In vertebrates, homeobox (Hox) gene clustering is necessary for collinear gene activation during the development of the major body axis and for the coordinated expression of these genes in different tissues. François Spitz and colleagues now show that the recruitment of global enhancer sequences positioned on either sides of the cluster contributes to the tight regulation of this gene family.

To dissect the complex Hox genomic organization, the authors designed a simple strategy to separate the mouse Hoxd cluster into two independent pieces. They developed a simplified version of the CRE–loxP recombination system, known as the sequential targeted recombination-induced genomic (STRING) strategy. Using STRING, large chromosomal rearrangements can be efficiently produced without the need for technically demanding embryonic stem cell manipulation. Briefly, the approach is based on the generation of mice that contain loxP sites in cis in selected regions that flank a chromosomal locus of interest, which allows the separation of the two regions through insertion of an inverted allele.

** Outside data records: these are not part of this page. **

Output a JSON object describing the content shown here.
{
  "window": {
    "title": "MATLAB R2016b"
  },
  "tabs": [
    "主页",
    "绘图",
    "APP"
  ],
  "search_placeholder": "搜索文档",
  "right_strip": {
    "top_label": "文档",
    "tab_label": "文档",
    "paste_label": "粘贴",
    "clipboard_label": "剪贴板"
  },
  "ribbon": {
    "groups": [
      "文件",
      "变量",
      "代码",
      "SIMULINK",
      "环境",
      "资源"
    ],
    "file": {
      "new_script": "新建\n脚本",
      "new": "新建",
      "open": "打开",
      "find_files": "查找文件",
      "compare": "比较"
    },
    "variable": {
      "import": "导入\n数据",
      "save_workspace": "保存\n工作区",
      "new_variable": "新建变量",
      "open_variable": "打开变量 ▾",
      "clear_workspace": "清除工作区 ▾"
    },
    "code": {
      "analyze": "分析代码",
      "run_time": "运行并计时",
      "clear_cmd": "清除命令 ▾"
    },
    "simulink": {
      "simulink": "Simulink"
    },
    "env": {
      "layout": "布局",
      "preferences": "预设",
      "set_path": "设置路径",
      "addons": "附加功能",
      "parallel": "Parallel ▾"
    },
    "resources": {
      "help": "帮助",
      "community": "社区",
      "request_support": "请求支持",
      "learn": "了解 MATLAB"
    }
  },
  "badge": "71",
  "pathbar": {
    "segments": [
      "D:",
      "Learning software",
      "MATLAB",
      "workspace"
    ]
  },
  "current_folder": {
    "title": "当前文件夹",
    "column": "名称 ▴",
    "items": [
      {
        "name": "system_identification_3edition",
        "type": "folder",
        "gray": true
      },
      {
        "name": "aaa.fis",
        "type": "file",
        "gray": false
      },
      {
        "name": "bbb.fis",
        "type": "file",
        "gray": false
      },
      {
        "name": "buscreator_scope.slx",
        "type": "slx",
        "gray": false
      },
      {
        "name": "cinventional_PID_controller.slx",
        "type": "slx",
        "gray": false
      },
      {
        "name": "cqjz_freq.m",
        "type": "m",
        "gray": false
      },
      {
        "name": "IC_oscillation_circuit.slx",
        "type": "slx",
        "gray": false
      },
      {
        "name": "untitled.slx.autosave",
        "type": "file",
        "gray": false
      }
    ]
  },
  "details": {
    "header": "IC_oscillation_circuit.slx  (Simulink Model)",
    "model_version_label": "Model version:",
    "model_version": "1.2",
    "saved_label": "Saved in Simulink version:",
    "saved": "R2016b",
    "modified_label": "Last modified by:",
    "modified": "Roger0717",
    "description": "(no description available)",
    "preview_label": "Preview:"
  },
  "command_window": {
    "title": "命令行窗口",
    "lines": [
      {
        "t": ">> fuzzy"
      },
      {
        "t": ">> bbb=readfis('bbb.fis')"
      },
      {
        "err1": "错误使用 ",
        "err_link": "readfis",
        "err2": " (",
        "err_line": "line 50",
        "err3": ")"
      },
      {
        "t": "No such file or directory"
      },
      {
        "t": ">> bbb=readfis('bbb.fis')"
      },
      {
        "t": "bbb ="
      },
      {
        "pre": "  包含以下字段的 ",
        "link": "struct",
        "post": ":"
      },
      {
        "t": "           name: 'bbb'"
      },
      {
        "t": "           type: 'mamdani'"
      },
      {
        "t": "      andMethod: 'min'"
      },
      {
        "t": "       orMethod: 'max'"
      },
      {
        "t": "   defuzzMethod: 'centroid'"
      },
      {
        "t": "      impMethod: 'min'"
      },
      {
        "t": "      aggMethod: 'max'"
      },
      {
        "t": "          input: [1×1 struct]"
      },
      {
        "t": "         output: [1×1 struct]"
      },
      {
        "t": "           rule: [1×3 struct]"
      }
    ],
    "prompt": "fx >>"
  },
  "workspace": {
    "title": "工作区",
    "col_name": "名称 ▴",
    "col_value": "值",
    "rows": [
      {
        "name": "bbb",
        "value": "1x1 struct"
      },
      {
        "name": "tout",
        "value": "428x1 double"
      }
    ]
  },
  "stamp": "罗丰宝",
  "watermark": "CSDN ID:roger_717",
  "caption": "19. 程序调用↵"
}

Because Hoxd11 and Hoxd10 have similar expression patterns and respond to the same set of enhancers, the authors selected a breakpoint between these two genes and split the vertebrate Hoxd cluster into two parts (the Hoxdsplit10–11 allele). To allow detection of Hoxd10 and Hoxd11 transcripts encoded by the in verted allele exclusively, Hoxdsplit10–11/+ mice were crossed to mice carrying engineered deficiencies of the Hoxd cluster. Both Hoxd11 and Hoxd10 are expressed in the distal and proximal limb buds, in the genital bud and in the intestinal hernia in wild-type fetuses. Intriguingly, a strict and precise partition of these expression domains became apparent after cluster separation. Hoxd11 was expressed in the genital and distal limb buds, whereas Hoxd10 showed a complementary pattern and was expressed in the intestinal hernia and proximal limb bud. These results indicate that Hoxd genes are controlled by a set of enhancer sequences that globally regulate all genes in a cluster; the distal limb and genital enhancers are centromeric to Hoxd, whereas the hernia and proximal limb enhancers are located on the telomeric side.

The authors postulate a clear distinction between these two regulatory mechanisms, and suggest that in the course of tetrapod evolution, the appearance of digits was not achieved through the use of pre-existing regulatory mechanisms but rather through the emergence of novel regulation of posterior Hoxd genes. In addition, their results indicate that the clustered organization of Hox genes provided the basis for recruiting other regulatory mechanisms, such as enhancer sequences. Establishing such large regulatory landscapes might have contributed to the clustered organization, leading to the tight organization of this gene family in vertebrates.